Synchro enforces server-authoritative schema. The server computes a canonical schema from pg_catalog for all registered tables and produces a versioned hash. Clients must present a matching version and hash on every request.

  1. Server computes schema — On first request, the server reads column definitions from pg_catalog, computes a SHA-256 hash, and persists it in sync_schema_manifest with an auto-incrementing version.
  2. Client receives schema on registration — The register response includes schema_version and schema_hash.
  3. Handshake on every request — Push, pull, and snapshot requests include the client’s schema_version and schema_hash. The server compares them against the current manifest.
  4. Mismatch handling — If the client’s schema does not match, the server returns HTTP 409 Conflict with the current server version and hash. The client re-fetches the schema via GET /sync/schema and migrates its local SQLite tables.
graph TD
    A[Client sends request] --> B{schema_version + schema_hash match?}
    B -->|Yes| C[Process normally]
    B -->|No| D[409 Conflict]
    D --> E[Client calls GET /sync/schema]
    E --> F[Client migrates local tables]
    F --> G[Client retries request]

The full lifecycle from first connection to steady-state sync:

sequenceDiagram
    participant Client
    participant Server

    Client->>Server: POST /sync/register
    Server-->>Client: client_id, schema_version, schema_hash

    Client->>Server: GET /sync/schema
    Server-->>Client: table definitions, columns, types
    Note over Client: Create/migrate local SQLite tables

    Client->>Server: POST /sync/snapshot (page 1)
    Server-->>Client: records, cursor, has_more=true
    Client->>Server: POST /sync/snapshot (page N)
    Server-->>Client: records, has_more=false, checkpoint
    Note over Client: Bootstrap complete

    loop Sync Loop
        Client->>Server: POST /sync/push (pending changes)
        Server-->>Client: accepted/rejected results
        Client->>Server: POST /sync/pull (checkpoint)
        Server-->>Client: changes, deletes, new checkpoint
    end

The client registers with the server, providing its client_id, platform, and app_version. The server creates or updates the client record and returns the current schema version and hash.

The client fetches the full schema definition (GET /sync/schema) which includes every synced table’s columns, types, primary key, push policy, and parent relationships. The client uses this to create or migrate local SQLite tables.

The client pages through a full snapshot of its subscribed data. The snapshot endpoint returns records in table-dependency order with a stateless cursor for pagination. When the final page arrives (has_more: false), the client stores the checkpoint and transitions to incremental sync.

The client enters a push-then-pull loop:

  1. Push — Send any locally queued changes. The server returns per-record results.
  2. Pull — Send the current checkpoint. The server returns all changes since that checkpoint, along with deletes and a new checkpoint value.

This loop runs on a configurable interval (typically 5-30 seconds) and on-demand when the user makes local changes.

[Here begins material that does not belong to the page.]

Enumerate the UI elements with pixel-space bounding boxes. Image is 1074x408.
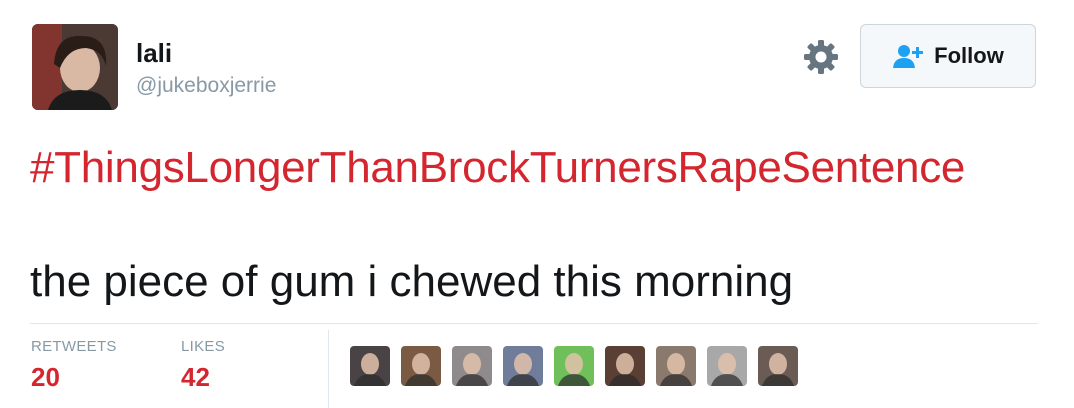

Client SDKs use SQLite triggers to automatically track local changes. There is no special write API — applications use normal SQL INSERT, UPDATE, and DELETE statements against their local tables.

For each synced table, the SDK creates three SQLite triggers:

TriggerPurpose
AFTER INSERTRecords the new row ID and table name in the pending changes queue
AFTER UPDATERecords the updated row ID in the pending changes queue
BEFORE DELETEConverts the hard delete into a soft delete (SET deleted_at = datetime('now')) and records it in the pending queue

During pull application, the SDK sets a sync lock flag that disables CDC triggers. This prevents incoming server changes from being re-queued as pending pushes, which would create an infinite echo loop.

The pending queue is a local SQLite table that tracks which records have been modified since the last push. During push, the SDK:

  1. Reads all pending entries.
  2. Hydrates each entry by reading the current row from the local table.
  3. Sends the hydrated changes to the server.
  4. On success, drains the acknowledged entries from the queue.